Çocuğun çabuk yürümesi için bir Cuma günü iki ayağı ip ile bağlanır ve
camiye götürülür. Camiden ilk çıkan erkeğe bu ip kestirilir. Buna
“köstek kesme” denilir. Kız ve erkek çocuğun kundak giysileri doğumdan
önce hazırlandığı için farklılık gözetilmez. Ancak kız çocukları için
pembe, erkek çocukları için mavi renkli giysiler tercih edilmektedir.
Doğum yapan anneye bebek görmeye gidilmektedir. Akrabalar, komşular
bebek görmeye hediyeleri ile birlikte giderler, yakınları altın
takarlar ve orada misafirlere loğusa şerbeti ikram edilir. Loğusa
şerbeti “Nöbet Şekeri” adı verilen kırmızı renkli şekerin suda
eritilmesi ile yapılmaktadır. Halk arasında “Kırk Basması, Al Basması”
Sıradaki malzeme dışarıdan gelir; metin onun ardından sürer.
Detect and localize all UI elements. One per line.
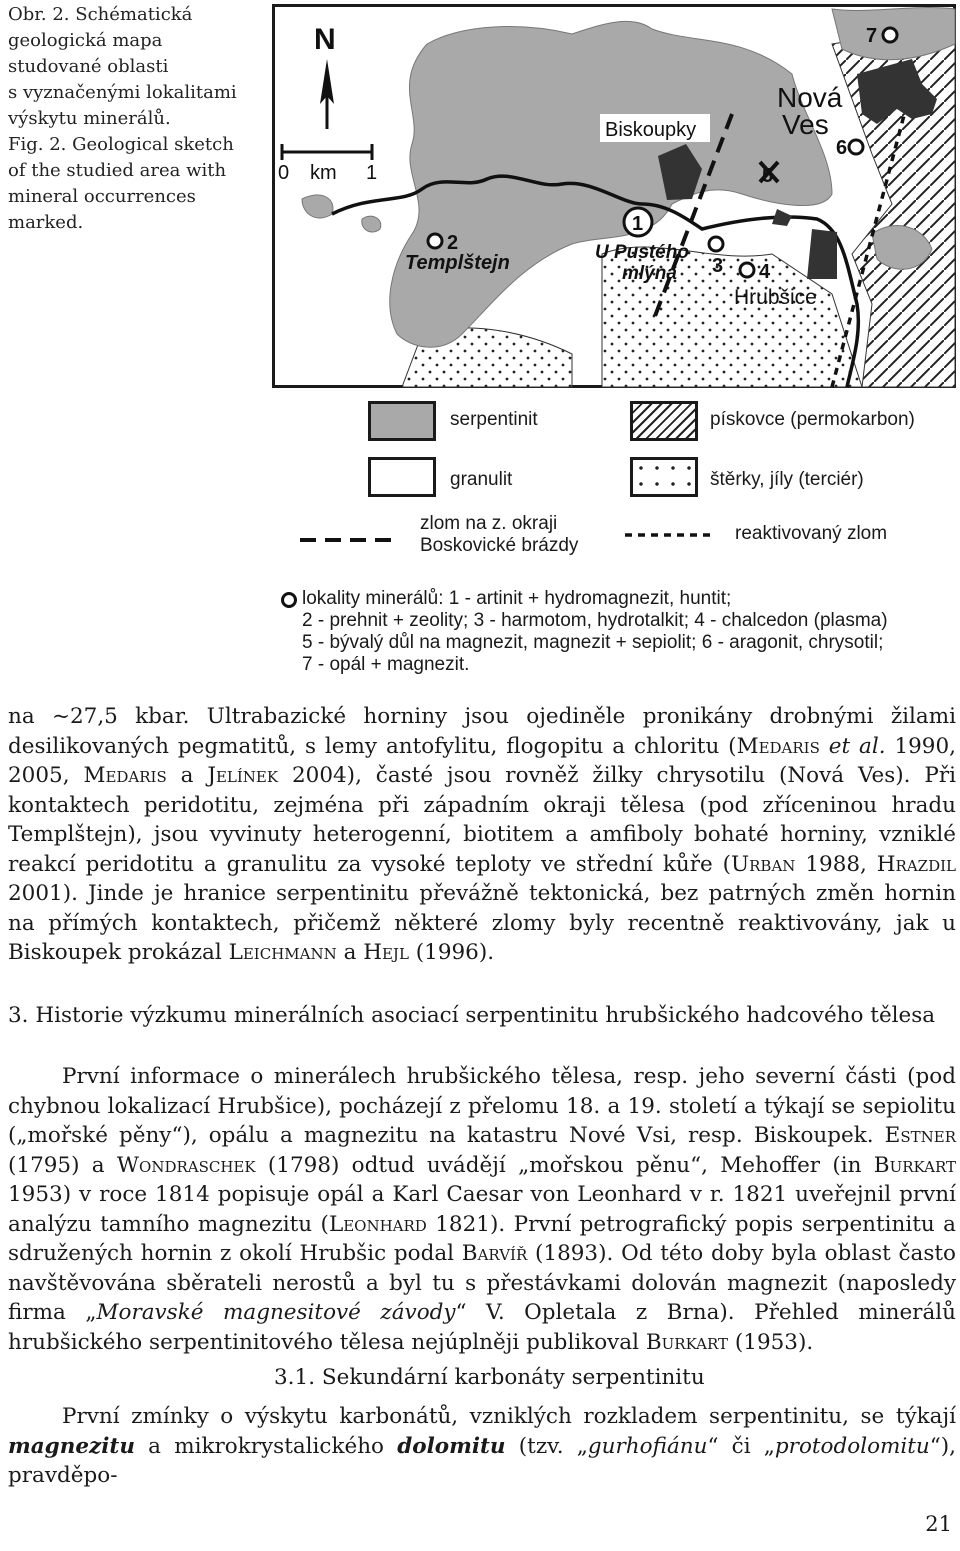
- figure-caption: [8, 2, 258, 236]
- mineral-term: gurhofiánu: [587, 1433, 708, 1459]
- text-run: (tzv. „: [505, 1433, 588, 1459]
- locality-legend-line: 7 - opál + magnezit.: [302, 654, 470, 675]
- north-label: N: [314, 23, 336, 56]
- locality-symbol-icon: [280, 591, 298, 609]
- granulite-swatch: [368, 457, 436, 497]
- text-run: 1821). První petrografický popis serpentinitu a sdružených hornin z okolí Hrubšic podal: [8, 1211, 956, 1266]
- fault-label-line: Boskovické brázdy: [420, 535, 579, 556]
- text-run: 2004), časté jsou rovněž žilky chrysotilu (Nová Ves). Při kontaktech peridotitu, zejména při západním okraji tělesa (pod zříceninou hradu Templštejn), jsou vyvinuty heterogenní, biotitem a amfiboly bohaté horniny, vzniklé reakcí peridotitu a granulitu za vysoké teploty ve střední kůře (: [8, 763, 956, 877]
- citation-author: Leichmann: [228, 940, 337, 965]
- citation-author: Wondraschek: [116, 1152, 256, 1178]
- caption-cz-line: Obr. 2. Schématická: [8, 4, 193, 25]
- text-run: (1798) odtud uvádějí „mořskou pěnu“, Mehoffer (in: [255, 1152, 874, 1178]
- serpentinite-legend-label: serpentinit: [450, 409, 538, 430]
- citation-author: Leonhard: [328, 1211, 427, 1237]
- locality-legend-line: 2 - prehnit + zeolity; 3 - harmotom, hydrotalkit; 4 - chalcedon (plasma): [302, 610, 888, 631]
- page-number: 21: [925, 1512, 952, 1536]
- geological-map: [272, 4, 956, 388]
- u-pusteho-label: U Pustého: [595, 242, 689, 263]
- section-heading-3: 3. Historie výzkumu minerálních asociací serpentinitu hrubšického hadcového tělesa: [8, 1003, 936, 1028]
- caption-en-line: marked.: [8, 212, 84, 233]
- citation-author: Jelínek: [207, 763, 279, 788]
- text-run: 2001). Jinde je hranice serpentinitu převážně tektonická, bez patrných změn hornin na přímých kontaktech, přičemž některé zlomy byly recentně reaktivovány, jak u Biskoupek prokázal: [8, 881, 956, 965]
- citation-author: Barvíř: [461, 1241, 528, 1266]
- locality-2-marker: [428, 234, 442, 248]
- hrubsice-label: Hrubšice: [734, 286, 817, 309]
- text-run: a: [336, 940, 364, 965]
- sandstone-swatch: [630, 401, 698, 441]
- locality-legend-line: lokality minerálů: 1 - artinit + hydromagnezit, huntit;: [302, 588, 732, 609]
- text-run: “ či „: [707, 1433, 775, 1459]
- mineral-term: dolomitu: [397, 1433, 506, 1459]
- reactivated-fault-label: reaktivovaný zlom: [735, 523, 888, 544]
- fault-label-line: zlom na z. okraji: [420, 513, 558, 534]
- text-run: “), pravděpo-: [8, 1433, 956, 1488]
- caption-en-line: of the studied area with: [8, 160, 227, 181]
- serpentinite-swatch: [368, 401, 436, 441]
- locality-2-number: 2: [447, 232, 459, 254]
- locality-legend-line: 5 - bývalý důl na magnezit, magnezit + sepiolit; 6 - aragonit, chrysotil;: [302, 632, 884, 653]
- locality-4-marker: [740, 263, 754, 277]
- locality-4-number: 4: [759, 261, 771, 283]
- caption-en-line: Fig. 2. Geological sketch: [8, 134, 234, 155]
- granulite-legend-label: granulit: [450, 469, 513, 490]
- locality-1-number: 1: [632, 213, 644, 235]
- citation-author: Burkart: [645, 1329, 729, 1355]
- templstejn-label: Templštejn: [405, 252, 510, 274]
- scale-one-label: 1: [366, 162, 378, 184]
- mlyna-label: mlýna: [622, 263, 677, 284]
- biskoupky-label: Biskoupky: [605, 119, 697, 141]
- citation-author: Medaris: [83, 763, 167, 788]
- sandstone-legend-label: pískovce (permokarbon): [710, 409, 915, 430]
- hrubsice-settlement: [807, 229, 837, 279]
- text-run: na ~27,5 kbar. Ultrabazické horniny jsou ojediněle pronikány drobnými žilami desilikovaných pegmatitů, s lemy antofylitu, flogopitu a chloritu (: [8, 704, 956, 759]
- text-run: a mikrokrystalického: [134, 1433, 398, 1459]
- locality-7-number: 7: [866, 25, 878, 47]
- citation-author: Estner: [884, 1123, 956, 1148]
- boskovice-fault-label: [420, 513, 578, 557]
- caption-cz-line: geologická mapa: [8, 30, 163, 51]
- map-legend: [280, 395, 956, 685]
- company-name: Moravské magnesitové závody: [96, 1300, 456, 1325]
- mineral-term: protodolomitu: [774, 1433, 930, 1459]
- text-run: 1990, 2005,: [8, 733, 956, 788]
- text-run: 1988,: [795, 851, 877, 877]
- subsection-heading-3-1: 3.1. Sekundární karbonáty serpentinitu: [274, 1365, 705, 1390]
- text-run: (1996).: [408, 940, 495, 965]
- text-run: “ V. Opletala z Brna). Přehled minerálů hrubšického serpentinitového tělesa nejúplněji publikoval: [8, 1300, 956, 1355]
- text-run: 1953) v roce 1814 popisuje opál a Karl Caesar von Leonhard v r. 1821 uveřejnil první analýzu tamního magnezitu (: [8, 1182, 956, 1237]
- locality-3-number: 3: [712, 255, 724, 277]
- text-run: (1953).: [728, 1329, 814, 1355]
- boskovice-fault-symbol: [300, 533, 400, 547]
- text-run: a: [166, 763, 208, 788]
- caption-en-line: mineral occurrences: [8, 186, 196, 207]
- text-run: (1795) a: [8, 1152, 117, 1178]
- locality-6-number: 6: [836, 137, 848, 159]
- citation-author: Hejl: [363, 940, 409, 965]
- caption-cz-line: výskytu minerálů.: [8, 108, 171, 129]
- scale-unit-label: km: [310, 162, 337, 184]
- text-run: et al.: [828, 733, 886, 759]
- ves-label: Ves: [782, 109, 829, 140]
- citation-author: Burkart: [873, 1152, 956, 1178]
- locality-3-marker: [709, 237, 723, 251]
- paragraph-2: [8, 1062, 956, 1357]
- text-run: (1893). Od této doby byla oblast často navštěvována sběrateli nerostů a byl tu s přestávkami dolován magnezit (naposledy firma „: [8, 1241, 956, 1325]
- gravel-swatch: [630, 457, 698, 497]
- citation-author: Medaris: [736, 733, 820, 759]
- reactivated-fault-symbol: [625, 529, 715, 541]
- text-run: První zmínky o výskytu karbonátů, vzniklých rozkladem serpentinitu, se týkají: [62, 1404, 956, 1429]
- scale-zero-label: 0: [278, 162, 290, 184]
- caption-cz-line: studované oblasti: [8, 56, 169, 77]
- citation-author: Hrazdil: [876, 851, 957, 877]
- gravel-legend-label: štěrky, jíly (terciér): [710, 469, 864, 490]
- caption-cz-line: s vyznačenými lokalitami: [8, 82, 237, 103]
- locality-legend-text: [302, 588, 888, 676]
- nova-label: Nová: [777, 82, 843, 113]
- locality-6-marker: [849, 140, 863, 154]
- text-run: První informace o minerálech hrubšického tělesa, resp. jeho severní části (pod chybnou lokalizací Hrubšice), pocházejí z přelomu 18. a 19. století a týkají se sepiolitu („mořské pěny“), opálu a magnezitu na katastru Nové Vsi, resp. Biskoupek.: [8, 1064, 956, 1148]
- paragraph-1: [8, 702, 956, 968]
- paragraph-3: [8, 1402, 956, 1491]
- citation-author: Urban: [731, 851, 796, 877]
- locality-7-marker: [883, 28, 897, 42]
- mineral-term: magnezitu: [8, 1433, 135, 1459]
denilen inanış gereği loğusa kırk gün odasında yalnız bırakılmaz.
Çocuğun ilk çıkan dişini gören hediye alır. Nazara karşı bebek görmeye
gidenin giysisinden bir parça iplik koparılır kundağa koyulur.
b) Sünnet Gelenekleri
Sünnet
gelenekleri dinsel törenlerle yerine getirilmektedir. Mevlit okutulur
gül suyu, lokum ikram edilir. Gelen misafirler altın veya başka bir
hediye getirir. Sünnet sahibi gelenlere yemek ikram eder. Ayrıca mesire
yerine geziye gidilmektedir. Ekonomik durumu iyi olanlar davul zurna
ve köçek eşliğinde eğlence düzenler.
c) Askerlik Uygulamaları
Askere
gidecek genç akraba ve tanıdıklarını ziyaret ederek vedalaşır.
Yakınları asker hediyesi olarak para veya hediye verirler. Arkadaşları
bir gece önce toplanarak eğlence düzenlerler. Ertesi gün davul zurna
eşliğinde gönderirler.
d) Evlenme Gelenekleri
Evlenme
geleneklerinde eskilerin büyük ölçüde terk edildiği görülmektedir.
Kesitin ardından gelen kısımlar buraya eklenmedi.